Já passa das 4h da manhã. A sombra descansa na janela. O vidro esfumado está ressoado, porque a temperatura desceu efusivamente. O quarto, esse, permaneceu acarinhado pelo calor do olhar de Inverno tardio. Ele já sabe as novidades. Descansa na velha calma da aurora e na almofada conselheira de um gesto tardio. Chora!Chora!Chora! Sufoca! Encolhe o olhar ao escorrer da lágrima submersa. Evidente. Penetrante, que flui serpenteada, sem rumo, mas aliviada de sufocar. O quarto de Júpiter podia estar vazio. Mas esta noite está pleno de sentido.

sexta-feira, outubro 14, 2005

-Nobel da Literatura-

O teatro, as opressões (ou a tentativa de libertação), o monólogo, o constrangimento, as relações, a fobia, a claustrofobia, o significado do nada e o nada como significado. Estes são os grandes vencedores do Nobel da Literatura deste ano. Harold Pinter é assim. Não agrada a todos (ainda bem!). Deixa uma marca de fragmentação literária, cunhada pela anormalidade pós-moderna e uma esquizofrenia paliativa. Harold Pinter não é o placebo, é a neurose há muito atrofiada. Parabéns!

sábado, outubro 08, 2005

Estou mais além da solidão constrangida,

Que se perde no rosto do juízo terminal. Sem fé.
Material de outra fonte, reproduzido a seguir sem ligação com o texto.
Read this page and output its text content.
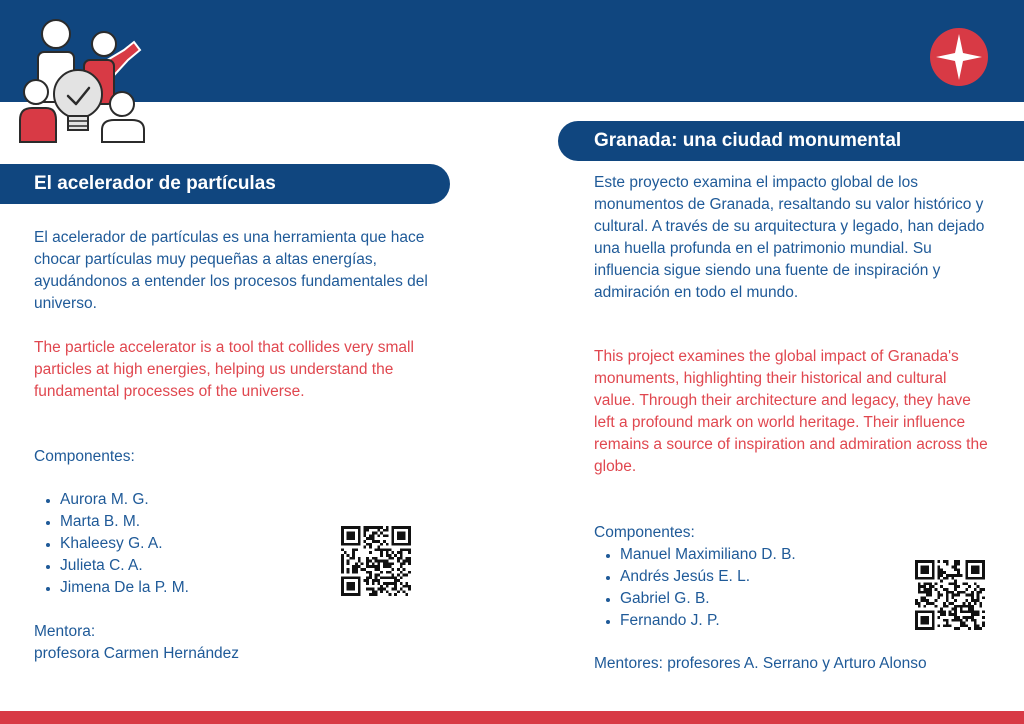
El acelerador de partículas
El acelerador de partículas es una herramienta que hace chocar partículas muy pequeñas a altas energías, ayudándonos a entender los procesos fundamentales del universo.
The particle accelerator is a tool that collides very small particles at high energies, helping us understand the fundamental processes of the universe.
Componentes:
• Aurora M. G.
• Marta B. M.
• Khaleesy G. A.
• Julieta C. A.
• Jimena De la P. M.
Mentora:
profesora Carmen Hernández
Granada: una ciudad monumental
Este proyecto examina el impacto global de los monumentos de Granada, resaltando su valor histórico y cultural. A través de su arquitectura y legado, han dejado una huella profunda en el patrimonio mundial. Su influencia sigue siendo una fuente de inspiración y admiración en todo el mundo.
This project examines the global impact of Granada's monuments, highlighting their historical and cultural value. Through their architecture and legacy, they have left a profound mark on world heritage. Their influence remains a source of inspiration and admiration across the globe.
Componentes:
• Manuel Maximiliano D. B.
• Andrés Jesús E. L.
• Gabriel G. B.
• Fernando J. P.
Mentores: profesores A. Serrano y Arturo Alonso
Infinitamente só e irreal.

Estou para além das querelas fingidas.

Do jeito fugidio da lobrigada investida da crença.

São vozes que se perdem cá dentro,

No recesso manietado da intempérie das palavras.
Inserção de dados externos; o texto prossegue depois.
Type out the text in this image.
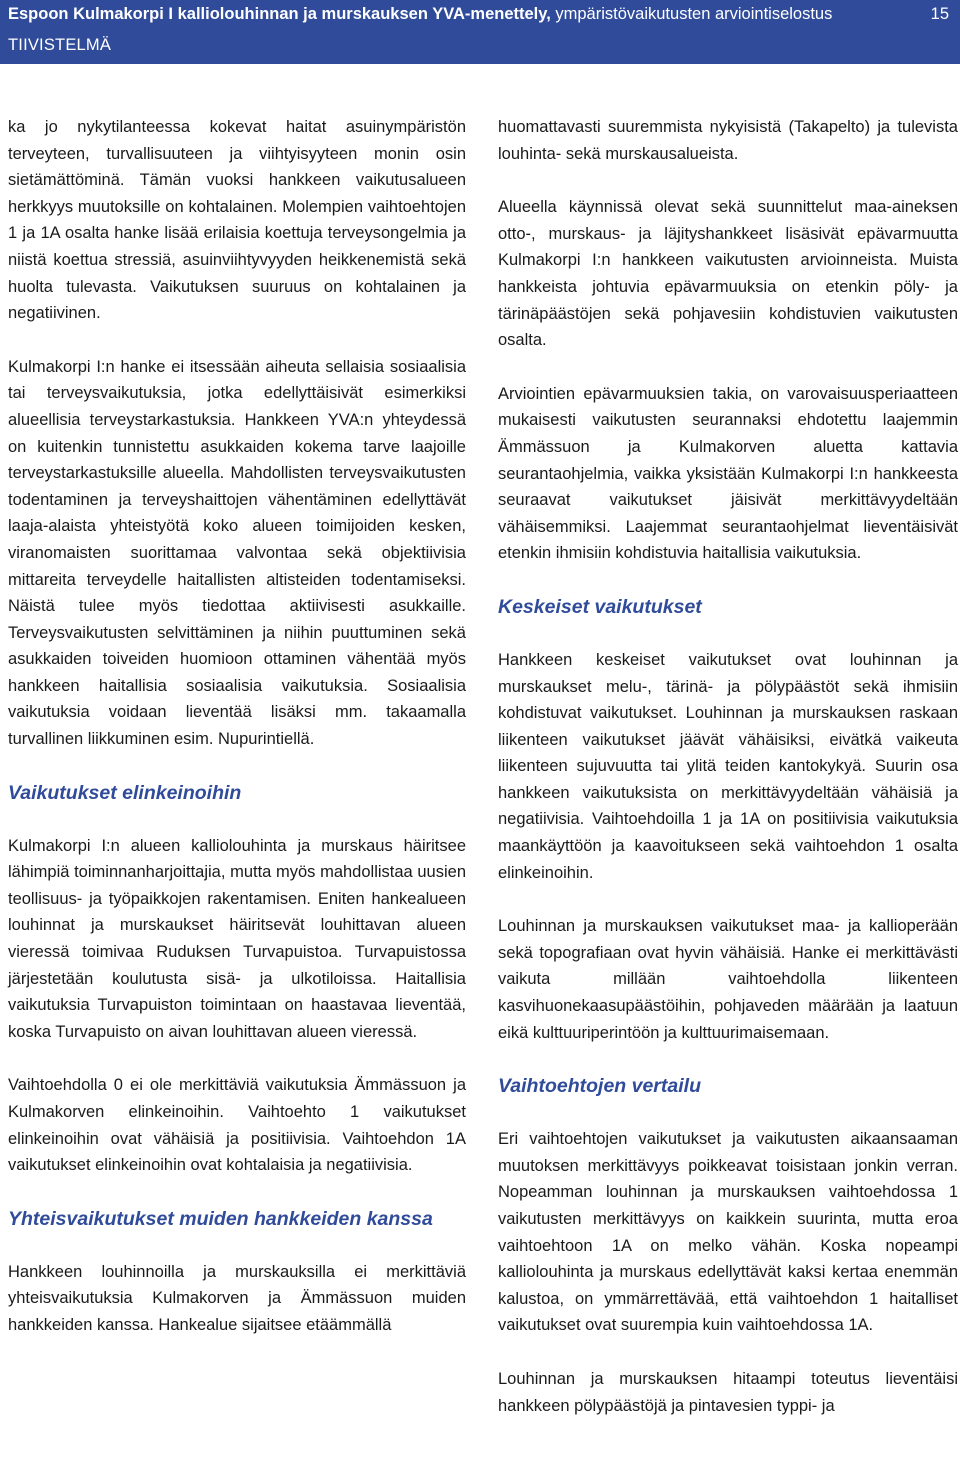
Espoon Kulmakorpi I kalliolouhinnan ja murskauksen YVA-menettely, ympäristövaikutusten arviointiselostus
TIIVISTELMÄ
15

ka jo nykytilanteessa kokevat haitat asuinympäristön terveyteen, turvallisuuteen ja viihtyisyyteen monin osin sietämättöminä. Tämän vuoksi hankkeen vaikutusalueen herkkyys muutoksille on kohtalainen. Molempien vaihtoehtojen 1 ja 1A osalta hanke lisää erilaisia koettuja terveysongelmia ja niistä koettua stressiä, asuinviihtyvyyden heikkenemistä sekä huolta tulevasta. Vaikutuksen suuruus on kohtalainen ja negatiivinen.

Kulmakorpi I:n hanke ei itsessään aiheuta sellaisia sosiaalisia tai terveysvaikutuksia, jotka edellyttäisivät esimerkiksi alueellisia terveystarkastuksia. Hankkeen YVA:n yhteydessä on kuitenkin tunnistettu asukkaiden kokema tarve laajoille terveystarkastuksille alueella. Mahdollisten terveysvaikutusten todentaminen ja terveyshaittojen vähentäminen edellyttävät laaja-alaista yhteistyötä koko alueen toimijoiden kesken, viranomaisten suorittamaa valvontaa sekä objektiivisia mittareita terveydelle haitallisten altisteiden todentamiseksi. Näistä tulee myös tiedottaa aktiivisesti asukkaille. Terveysvaikutusten selvittäminen ja niihin puuttuminen sekä asukkaiden toiveiden huomioon ottaminen vähentää myös hankkeen haitallisia sosiaalisia vaikutuksia. Sosiaalisia vaikutuksia voidaan lieventää lisäksi mm. takaamalla turvallinen liikkuminen esim. Nupurintiellä.

Vaikutukset elinkeinoihin

Kulmakorpi I:n alueen kalliolouhinta ja murskaus häiritsee lähimpiä toiminnanharjoittajia, mutta myös mahdollistaa uusien teollisuus- ja työpaikkojen rakentamisen. Eniten hankealueen louhinnat ja murskaukset häiritsevät louhittavan alueen vieressä toimivaa Ruduksen Turvapuistoa. Turvapuistossa järjestetään koulutusta sisä- ja ulkotiloissa. Haitallisia vaikutuksia Turvapuiston toimintaan on haastavaa lieventää, koska Turvapuisto on aivan louhittavan alueen vieressä.

Vaihtoehdolla 0 ei ole merkittäviä vaikutuksia Ämmässuon ja Kulmakorven elinkeinoihin. Vaihtoehto 1 vaikutukset elinkeinoihin ovat vähäisiä ja positiivisia. Vaihtoehdon 1A vaikutukset elinkeinoihin ovat kohtalaisia ja negatiivisia.

Yhteisvaikutukset muiden hankkeiden kanssa

Hankkeen louhinnoilla ja murskauksilla ei merkittäviä yhteisvaikutuksia Kulmakorven ja Ämmässuon muiden hankkeiden kanssa. Hankealue sijaitsee etäämmällä

huomattavasti suuremmista nykyisistä (Takapelto) ja tulevista louhinta- sekä murskausalueista.

Alueella käynnissä olevat sekä suunnittelut maa-aineksen otto-, murskaus- ja läjityshankkeet lisäsivät epävarmuutta Kulmakorpi I:n hankkeen vaikutusten arvioinneista. Muista hankkeista johtuvia epävarmuuksia on etenkin pöly- ja tärinäpäästöjen sekä pohjavesiin kohdistuvien vaikutusten osalta.

Arviointien epävarmuuksien takia, on varovaisuusperiaatteen mukaisesti vaikutusten seurannaksi ehdotettu laajemmin Ämmässuon ja Kulmakorven aluetta kattavia seurantaohjelmia, vaikka yksistään Kulmakorpi I:n hankkeesta seuraavat vaikutukset jäisivät merkittävyydeltään vähäisemmiksi. Laajemmat seurantaohjelmat lieventäisivät etenkin ihmisiin kohdistuvia haitallisia vaikutuksia.

Keskeiset vaikutukset

Hankkeen keskeiset vaikutukset ovat louhinnan ja murskaukset melu-, tärinä- ja pölypäästöt sekä ihmisiin kohdistuvat vaikutukset. Louhinnan ja murskauksen raskaan liikenteen vaikutukset jäävät vähäisiksi, eivätkä vaikeuta liikenteen sujuvuutta tai ylitä teiden kantokykyä. Suurin osa hankkeen vaikutuksista on merkittävyydeltään vähäisiä ja negatiivisia. Vaihtoehdoilla 1 ja 1A on positiivisia vaikutuksia maankäyttöön ja kaavoitukseen sekä vaihtoehdon 1 osalta elinkeinoihin.

Louhinnan ja murskauksen vaikutukset maa- ja kallioperään sekä topografiaan ovat hyvin vähäisiä. Hanke ei merkittävästi vaikuta millään vaihtoehdolla liikenteen kasvihuonekaasupäästöihin, pohjaveden määrään ja laatuun eikä kulttuuriperintöön ja kulttuurimaisemaan.

Vaihtoehtojen vertailu

Eri vaihtoehtojen vaikutukset ja vaikutusten aikaansaaman muutoksen merkittävyys poikkeavat toisistaan jonkin verran. Nopeamman louhinnan ja murskauksen vaihtoehdossa 1 vaikutusten merkittävyys on kaikkein suurinta, mutta eroa vaihtoehtoon 1A on melko vähän. Koska nopeampi kalliolouhinta ja murskaus edellyttävät kaksi kertaa enemmän kalustoa, on ymmärrettävää, että vaihtoehdon 1 haitalliset vaikutukset ovat suurempia kuin vaihtoehdossa 1A.

Louhinnan ja murskauksen hitaampi toteutus lieventäisi hankkeen pölypäästöjä ja pintavesien typpi- ja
Fundem-se em querelas vorazes, sujeitas à inflectida

Cadeira judicial do tempo inflexível.

Imperdoável ao desleixo tardio, pueril e esquecido.

Não interessa. Deixa-se para além da mais crua certeza fingida.
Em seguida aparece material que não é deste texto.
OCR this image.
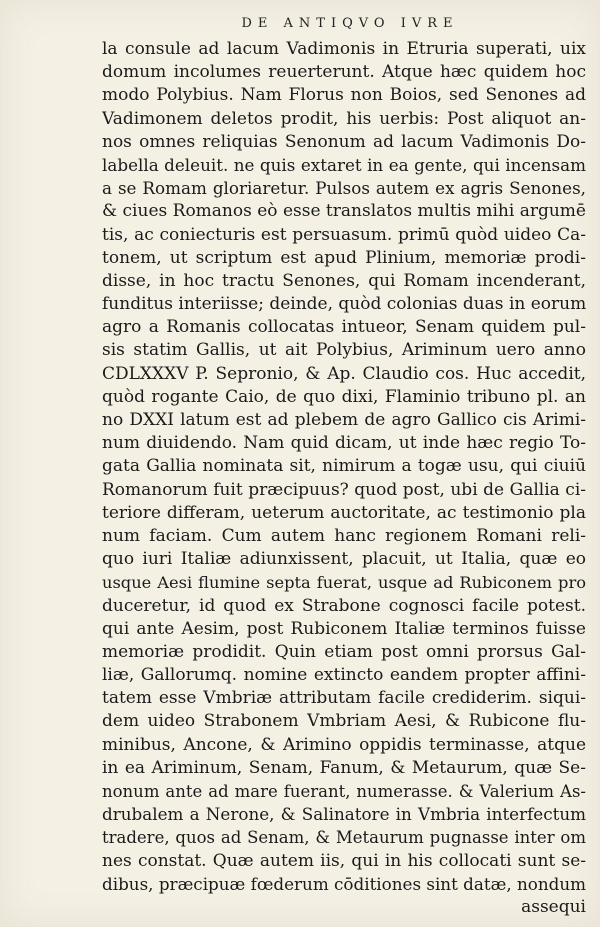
DE ANTIQVO IVRE
la consule ad lacum Vadimonis in Etruria superati, uix
domum incolumes reuerterunt. Atque hæc quidem hoc
modo Polybius. Nam Florus non Boios, sed Senones ad
Vadimonem deletos prodit, his uerbis: Post aliquot an-
nos omnes reliquias Senonum ad lacum Vadimonis Do-
labella deleuit. ne quis extaret in ea gente, qui incensam
a se Romam gloriaretur. Pulsos autem ex agris Senones,
& ciues Romanos eò esse translatos multis mihi argumē
tis, ac coniecturis est persuasum. primū quòd uideo Ca-
tonem, ut scriptum est apud Plinium, memoriæ prodi-
disse, in hoc tractu Senones, qui Romam incenderant,
funditus interiisse; deinde, quòd colonias duas in eorum
agro a Romanis collocatas intueor, Senam quidem pul-
sis statim Gallis, ut ait Polybius, Ariminum uero anno
CDLXXXV P. Sepronio, & Ap. Claudio cos. Huc accedit,
quòd rogante Caio, de quo dixi, Flaminio tribuno pl. an
no DXXI latum est ad plebem de agro Gallico cis Arimi-
num diuidendo. Nam quid dicam, ut inde hæc regio To-
gata Gallia nominata sit, nimirum a togæ usu, qui ciuiū
Romanorum fuit præcipuus? quod post, ubi de Gallia ci-
teriore differam, ueterum auctoritate, ac testimonio pla
num faciam. Cum autem hanc regionem Romani reli-
quo iuri Italiæ adiunxissent, placuit, ut Italia, quæ eo
usque Aesi flumine septa fuerat, usque ad Rubiconem pro
duceretur, id quod ex Strabone cognosci facile potest.
qui ante Aesim, post Rubiconem Italiæ terminos fuisse
memoriæ prodidit. Quin etiam post omni prorsus Gal-
liæ, Gallorumq. nomine extincto eandem propter affini-
tatem esse Vmbriæ attributam facile crediderim. siqui-
dem uideo Strabonem Vmbriam Aesi, & Rubicone flu-
minibus, Ancone, & Arimino oppidis terminasse, atque
in ea Ariminum, Senam, Fanum, & Metaurum, quæ Se-
nonum ante ad mare fuerant, numerasse. & Valerium As-
drubalem a Nerone, & Salinatore in Vmbria interfectum
tradere, quos ad Senam, & Metaurum pugnasse inter om
nes constat. Quæ autem iis, qui in his collocati sunt se-
dibus, præcipuæ fœderum cōditiones sint datæ, nondum
assequi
Da realidade que não sente. Não sabe, não conhece.

Como se esquece! Como se retira da vida com o sonho.

Com a indemnização tardia de um sopro de pensamento que outrora superava.

Meretriz voz que o arranca à raiz insaciável, altiva, soberba!

Casta lividez! Como se o manto que enrola a pele tivesse algo de novo!

Fluência! Parte soprada pelos ares vencidos, tolhidos pela imensa estupidez.

Quando dobo os queixumes sei que estou mais além.

Para lá do isolamento brutal da insipidez. Sentes?

@ copyright Vanessa Rodrigues

sexta-feira, outubro 07, 2005

-Os delfins foragidos-

Há foragidos de guerra, do país, da polícia. Estes são foragidos de consciência, de dignidade, de bom senso. Mais: são delfins porque esquecem tudo que aprendem, permanecendo num constante estado de letargia, de estupidez contagiante, acrítica, lassa, pardacenta. Eles vivem no terreno virgem de ideias, profícuo em exercícios de reverberação; iniciados permanentes na sensibilidade e no limite da honra.
Toda a cidade, todas as ruas, todos os lugares são um vazio preenchido por balofos cartazes políticos de nada (passo a redundância: política já é nada) - desperdício de dinheiro, má gestão pecuniária; estupidez latente.
São estes delfins foragidos de si próprios, órfãos eternos do que podiam ter sido; privados do resto, tudo e nada.

segunda-feira, outubro 03, 2005

-Fabricadores de Sentimentos-

Ele perdeu-se em caminhos de encanto, rendido ao espaço exíguo do amor, instruído de ânsias e desejos por saciar.
Enaltecido, deixou-se emaranhar no novelo fugidio (volátil, incerto, inseguro, voraz, silencioso) do murmúrio aflito do segundo passado (com medo de o agarrar).
Dessa vez sorveu, lânguidamente, a melancolia submersa da nuvem passageira (que transportava a carga simbólica do suspiro).
E agora por que sussurram os homens, se a neve deixou de ter a frieza natural, para se apresentar como uma vontade dos fabricadores do clima?
Ele anseia pela mutação sincera de um outro elemento, na forma sensível dos afectos. Ele anseia que os fabricadores de sentimentos surjam com urgência para que não tenha de sofrer as intempéries da condição humana.